At an auction last Thursday at Sotheby's, Jean-Michel Basquiat's ‘Untitled' 1982 became the most expensive American artwork ever sold and the sixth most expensive worldwide.

The work also joins the exclusive $100 Million Club, becoming just the 11th artwork to have sold for over $100 million. It's the first work created after 1980 and the first by an artist of colour to join the list. The painting has taken out a lot of firsts.

It went for well beyond its reserve price of $60 million. The $57 million starting price is said to have caused audible gasps around the room. 3 bidders vied for the painting over a nail-biting ten minutes. Bids soared higher and higher until it was snapped up by Japanese billionaire and art enthusiast Yusaku Maezawa.

Yusaku, founder of Japanese e-commerce site Zozotown, is an ardent Basquiat fan. Last year, he set the previous record for a Basquiat purchase. He bought another untitled 1982 artwork, this one a large portrait of the artist as a horned devil, for $57.3 million at an auction by Christie's.

We exhibited Basquiat at Start Today's big year-end party. All of the company's staff seemed pleased, I was glad I really bought it. – Yusaku Maezawa

Yusaku told Sotheby's he plans to loan his new acquisition out for exhibitions. It will then make its new home at a planned museum in his hometown of Chiba, Japan. This is the first time the artwork has been shown in more than 30 years.

Jerry and Emily Spiegel purchased Basquiat's untitled skull painting in 1984 for $19,000. It has been held in their private collection ever since. The couple's daughter, Lise Spiegel, who put it up for auction, took possession of the piece on their deaths in 2009.

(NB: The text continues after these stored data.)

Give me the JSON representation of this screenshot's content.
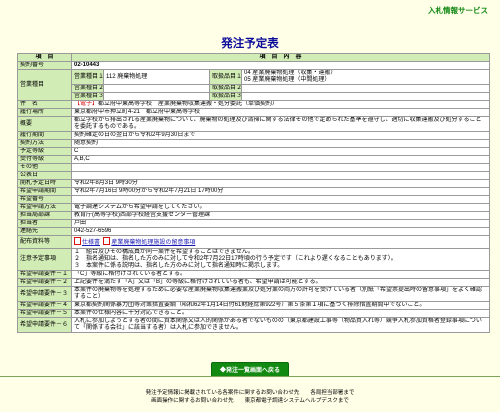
{
  "header": {
    "site_name": "入札情報サービス",
    "page_title": "発注予定表"
  },
  "table_header": {
    "item": "項　目",
    "content": "項　目　内　容"
  },
  "rows": {
    "contract_no": {
      "label": "契約番号",
      "value": "02-10443"
    },
    "business_type": {
      "label": "営業種目",
      "types": [
        {
          "label": "営業種目１",
          "value": "112 廃棄物処理"
        },
        {
          "label": "営業種目２",
          "value": ""
        },
        {
          "label": "営業種目３",
          "value": ""
        }
      ],
      "items": [
        {
          "label": "取扱品目１",
          "value": "04 産業廃棄物処理（収集・運搬）\n05 産業廃棄物処理（中間処理）"
        },
        {
          "label": "取扱品目２",
          "value": ""
        },
        {
          "label": "取扱品目３",
          "value": ""
        }
      ]
    },
    "subject": {
      "label": "件　名",
      "tag": "【電子】",
      "value": "都立府中東高等学校　産業廃棄物収集運搬・処分委託（単価契約）"
    },
    "place": {
      "label": "履行場所",
      "value": "東京都府中市押立町4-21　都立府中東高等学校"
    },
    "summary": {
      "label": "概要",
      "value": "都立学校から排出される産業廃棄物について、廃棄物の処理及び清掃に関する法律その他で定められた基準を遵守し、適切に収集運搬及び処分することを委託するものである。"
    },
    "period": {
      "label": "履行期間",
      "value": "契約確定の日の翌日から令和2年9月30日まで"
    },
    "contract_method": {
      "label": "契約方法",
      "value": "随意契約"
    },
    "prequal_grade": {
      "label": "予定等級",
      "value": "C"
    },
    "accept_grade": {
      "label": "受付等級",
      "value": "A,B,C"
    },
    "other": {
      "label": "その他",
      "value": ""
    },
    "publish_date": {
      "label": "公表日",
      "value": ""
    },
    "open_date": {
      "label": "開札予定日時",
      "value": "令和2年8月3日 9時30分"
    },
    "apply_period": {
      "label": "希望申請期間",
      "value": "令和2年7月16日 9時00分から令和2年7月21日 17時00分"
    },
    "apply_count": {
      "label": "希望番号",
      "value": ""
    },
    "apply_method": {
      "label": "希望申請方法",
      "value": "電子調達システムから希望申請をしてください。"
    },
    "department": {
      "label": "担当局部課",
      "value": "教育庁(高等学校)西部学校経営支援センター管理課"
    },
    "person": {
      "label": "担当者",
      "value": "戸田"
    },
    "contact": {
      "label": "連絡先",
      "value": "042-527-6596"
    },
    "attachments": {
      "label": "配布資料等",
      "files": [
        "仕様書",
        "産業廃棄物処理施設の留意事項"
      ]
    },
    "notes": {
      "label": "注意予定事項",
      "lines": [
        "１　組合及びその構成員が同一案件を希望することはできません。",
        "２　指名通知は、指名した方のみに対して令和2年7月22日17時頃の行う予定です（これより遅くなることもあります）。",
        "３　本案件に係る説明は、指名した方のみに対して指名通知時に掲示します。"
      ]
    },
    "req1": {
      "label": "希望申請要件－１",
      "value": "「C」等級に格付けされている者とする。"
    },
    "req2": {
      "label": "希望申請要件－２",
      "value": "上記要件を満たす「A」又は「B」の等級に格付けされている者も、希望申請は可能とする。"
    },
    "req3": {
      "label": "希望申請要件－３",
      "value": "本案件の廃棄物等を処理するために必要な産業廃棄物収集運搬業及び処分業の両方の許可を受けている者（別紙「希望票提出時の留意事項」をよく確認すること）"
    },
    "req4": {
      "label": "希望申請要件－４",
      "value": "東京都契約関係暴力団等対策措置要綱（昭和62年1月14日付61財経庶第922号）第５条第１項に基づく排除措置期間中でないこと。"
    },
    "req5": {
      "label": "希望申請要件－５",
      "value": "本案件の仕様内容に十分対応できること。"
    },
    "req6": {
      "label": "希望申請要件－６",
      "value": "入札に参加しようとする者の間に資本関係又は人的関係がある者でないものの（東京都建設工事等（物品買入れ等）競争入札参加資格者登録事項について「関係する会社」に該当する者）は入札に参加できません。"
    }
  },
  "back_button": {
    "label": "◆発注一覧画面へ戻る"
  },
  "footer": {
    "line1": "発注予定情報に掲載されている各案件に関するお問い合わせ先　　各局担当部署まで",
    "line2": "画面操作に関するお問い合わせ先　　東京都電子調達システムヘルプデスクまで"
  }
}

This is not the only Basquiat work up for auction this season – there are 16 in total – and demand for the artist's early works (1981-1983) is high. Although his career was cut short – Basquiat passed away at just 27 years of age in 1988 after a drug overdose – he is highly regarded by connoisseurs of modern art.

Starting out as street artist in New York under the name SAMO (Same Old), Basquiat went on to produce compelling paintings informed by contemporary society. He was a close friend and collaborator of Andy Warhol, up until Warhol's death in 1986, just two years before his own.